Kerim ve Selim Altınok’un yazısından ülkemizdeki görmeyenlerin bilgisayar kullanımı ile ilgili şu bilgileri de öğreniyoruz:

“Ülkemizde görmeyenlerin bilgisayar kullanmaya başlamasının geçmişi çok eski değil. 1995 yılından beri görmezlerle ilgili derneklerde bu konuda eğitim veriliyor. Kendi çabalarıyla ve arkadaşlarının yardımıyla bilgisayarı öğrenen görme engelliler bu bilgilerini arkadaşlarıyla paylaşıyorlar ve dernekler de onlara kurs veriyor. Böylece görmeyen bilgisayar kullanıcılarının sayısı hızla artıyor. Bunların içinden kimileri işi öyle ilerletiyorlar ki, artık sadece kullanıcı olmaktan çıkıp programcılık düzeyine ulaşıyorlar. Görmeyen arkadaşları için onların rahatça kullanabileceği programlar yazıyorlar. İçlerinde bilgisayar tamir eden, gören arkadaşlarına dahi bilgisayar kullanmayı öğretenleri çıkıyor. Kendi internet sitelerini hazırlayarak görmeyen ve hatta gören insanlara kültürel hizmetler sunanlar bile var.

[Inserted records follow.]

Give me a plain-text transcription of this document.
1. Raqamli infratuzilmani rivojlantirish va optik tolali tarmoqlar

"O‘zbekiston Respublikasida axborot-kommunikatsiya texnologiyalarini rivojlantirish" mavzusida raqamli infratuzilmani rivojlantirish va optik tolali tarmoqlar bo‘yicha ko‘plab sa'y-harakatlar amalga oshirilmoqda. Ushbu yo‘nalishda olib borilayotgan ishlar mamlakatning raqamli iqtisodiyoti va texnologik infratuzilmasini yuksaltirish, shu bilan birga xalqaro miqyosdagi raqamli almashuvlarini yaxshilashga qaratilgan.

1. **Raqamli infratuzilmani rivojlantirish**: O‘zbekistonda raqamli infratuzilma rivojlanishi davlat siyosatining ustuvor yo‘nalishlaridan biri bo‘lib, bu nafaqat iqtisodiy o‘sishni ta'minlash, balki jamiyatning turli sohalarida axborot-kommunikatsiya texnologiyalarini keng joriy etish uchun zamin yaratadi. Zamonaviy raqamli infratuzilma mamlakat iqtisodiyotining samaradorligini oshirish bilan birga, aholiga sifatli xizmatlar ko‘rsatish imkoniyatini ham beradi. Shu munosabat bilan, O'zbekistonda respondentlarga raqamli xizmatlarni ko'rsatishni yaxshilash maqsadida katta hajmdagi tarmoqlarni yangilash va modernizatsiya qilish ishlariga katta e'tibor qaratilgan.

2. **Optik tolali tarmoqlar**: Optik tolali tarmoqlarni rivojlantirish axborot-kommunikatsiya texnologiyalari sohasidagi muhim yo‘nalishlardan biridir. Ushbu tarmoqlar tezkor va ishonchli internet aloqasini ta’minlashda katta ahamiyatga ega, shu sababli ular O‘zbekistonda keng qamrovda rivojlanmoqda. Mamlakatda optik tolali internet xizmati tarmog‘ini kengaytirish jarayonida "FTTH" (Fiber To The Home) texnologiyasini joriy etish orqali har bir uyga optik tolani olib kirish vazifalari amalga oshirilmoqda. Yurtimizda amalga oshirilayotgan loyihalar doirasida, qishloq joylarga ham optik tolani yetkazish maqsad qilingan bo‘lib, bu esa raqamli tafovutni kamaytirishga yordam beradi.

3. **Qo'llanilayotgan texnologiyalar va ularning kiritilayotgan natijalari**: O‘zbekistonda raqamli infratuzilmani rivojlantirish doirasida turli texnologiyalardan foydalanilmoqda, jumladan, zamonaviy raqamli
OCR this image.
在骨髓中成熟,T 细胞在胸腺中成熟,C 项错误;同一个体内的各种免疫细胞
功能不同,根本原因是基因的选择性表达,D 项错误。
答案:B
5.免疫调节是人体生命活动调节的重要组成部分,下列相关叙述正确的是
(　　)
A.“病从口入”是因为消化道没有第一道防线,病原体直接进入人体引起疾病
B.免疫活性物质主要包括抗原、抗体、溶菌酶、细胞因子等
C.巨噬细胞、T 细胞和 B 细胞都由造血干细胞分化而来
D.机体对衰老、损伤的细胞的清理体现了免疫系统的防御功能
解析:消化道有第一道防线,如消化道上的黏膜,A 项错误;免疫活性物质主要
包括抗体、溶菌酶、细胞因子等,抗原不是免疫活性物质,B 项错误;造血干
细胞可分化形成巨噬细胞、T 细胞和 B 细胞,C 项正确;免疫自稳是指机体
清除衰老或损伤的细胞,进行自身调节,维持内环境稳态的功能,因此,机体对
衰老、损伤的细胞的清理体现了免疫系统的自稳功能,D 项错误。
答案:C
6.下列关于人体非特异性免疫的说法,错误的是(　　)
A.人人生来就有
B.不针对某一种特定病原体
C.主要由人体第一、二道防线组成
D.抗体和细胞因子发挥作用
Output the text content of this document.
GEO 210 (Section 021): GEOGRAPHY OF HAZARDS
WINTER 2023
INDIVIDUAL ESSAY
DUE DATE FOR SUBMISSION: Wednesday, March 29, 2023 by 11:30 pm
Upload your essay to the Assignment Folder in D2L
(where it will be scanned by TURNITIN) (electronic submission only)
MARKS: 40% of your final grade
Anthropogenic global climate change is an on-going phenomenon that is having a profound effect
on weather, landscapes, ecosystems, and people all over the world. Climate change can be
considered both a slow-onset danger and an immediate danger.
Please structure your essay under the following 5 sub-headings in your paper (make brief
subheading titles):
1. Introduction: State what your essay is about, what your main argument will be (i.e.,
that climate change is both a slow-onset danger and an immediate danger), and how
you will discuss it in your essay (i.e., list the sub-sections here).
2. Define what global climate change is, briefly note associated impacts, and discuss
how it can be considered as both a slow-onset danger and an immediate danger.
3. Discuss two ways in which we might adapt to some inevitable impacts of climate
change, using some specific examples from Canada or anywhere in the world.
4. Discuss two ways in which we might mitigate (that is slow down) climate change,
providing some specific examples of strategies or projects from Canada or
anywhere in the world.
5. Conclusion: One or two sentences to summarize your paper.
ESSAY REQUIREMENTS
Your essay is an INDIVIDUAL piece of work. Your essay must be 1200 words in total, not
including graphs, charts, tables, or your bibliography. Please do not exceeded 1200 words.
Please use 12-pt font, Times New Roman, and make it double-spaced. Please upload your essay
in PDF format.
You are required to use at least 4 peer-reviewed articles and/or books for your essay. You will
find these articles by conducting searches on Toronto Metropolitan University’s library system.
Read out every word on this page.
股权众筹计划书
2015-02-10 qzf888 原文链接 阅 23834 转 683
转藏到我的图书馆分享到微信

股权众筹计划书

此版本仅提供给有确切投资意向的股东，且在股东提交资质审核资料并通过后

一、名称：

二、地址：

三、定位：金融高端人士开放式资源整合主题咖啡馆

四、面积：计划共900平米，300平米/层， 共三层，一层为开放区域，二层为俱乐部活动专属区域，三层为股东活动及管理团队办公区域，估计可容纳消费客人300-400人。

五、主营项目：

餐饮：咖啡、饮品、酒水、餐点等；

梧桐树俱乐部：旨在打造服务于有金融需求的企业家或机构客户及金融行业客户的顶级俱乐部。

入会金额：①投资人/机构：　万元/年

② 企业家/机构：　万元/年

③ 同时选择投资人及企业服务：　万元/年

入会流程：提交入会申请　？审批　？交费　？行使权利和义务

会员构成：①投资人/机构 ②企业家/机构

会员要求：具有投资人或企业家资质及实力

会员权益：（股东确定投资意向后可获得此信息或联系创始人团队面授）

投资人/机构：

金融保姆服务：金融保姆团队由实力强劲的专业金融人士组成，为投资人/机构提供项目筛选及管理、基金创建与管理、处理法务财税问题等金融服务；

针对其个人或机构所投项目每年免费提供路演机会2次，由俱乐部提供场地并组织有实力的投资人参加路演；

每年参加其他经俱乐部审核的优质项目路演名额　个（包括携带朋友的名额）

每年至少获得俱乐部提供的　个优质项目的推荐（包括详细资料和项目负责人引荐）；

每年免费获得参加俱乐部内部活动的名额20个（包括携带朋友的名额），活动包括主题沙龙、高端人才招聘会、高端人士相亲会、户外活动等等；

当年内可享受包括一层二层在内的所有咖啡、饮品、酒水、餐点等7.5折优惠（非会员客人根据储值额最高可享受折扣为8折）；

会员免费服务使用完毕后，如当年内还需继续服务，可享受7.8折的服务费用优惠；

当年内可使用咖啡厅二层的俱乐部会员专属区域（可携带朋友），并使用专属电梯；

Derneklerden sonra artık Halk Eğitim Merkezleri bu işe el atıyor ve körler için sertifikalı bilgisayar işletmenlik kursları düzenleniyor”.[2]

Yaaa, daktilo kullandığımız günlerden buralara gelmişiz. Nerdeeeen nereye… Artık kitap okumak, ders çalışmak bizler için zor değil. Öyle “Babacığım, bana kitap okur musun?” diye yalvarmıyoruz artık insanlara. Arkadaşlarımızdan, kardeşlerimizden medet ummuyoruz. Bilgisayarı ve interneti verimli kullandığımız sürece başarıda görenlerden geri kalmadığımızın, hatta onları fersahlarca geçtiğimizin örneklerini duyuyor ve gururlanıyorum.

Nerdeeeen nereye…

 

[1] http://www.selimkerim.com/korlernasilbilgisayarkullanabilir.html


Sesli Dinle

Yorumlar

Bu yazı için henüz yorum yok.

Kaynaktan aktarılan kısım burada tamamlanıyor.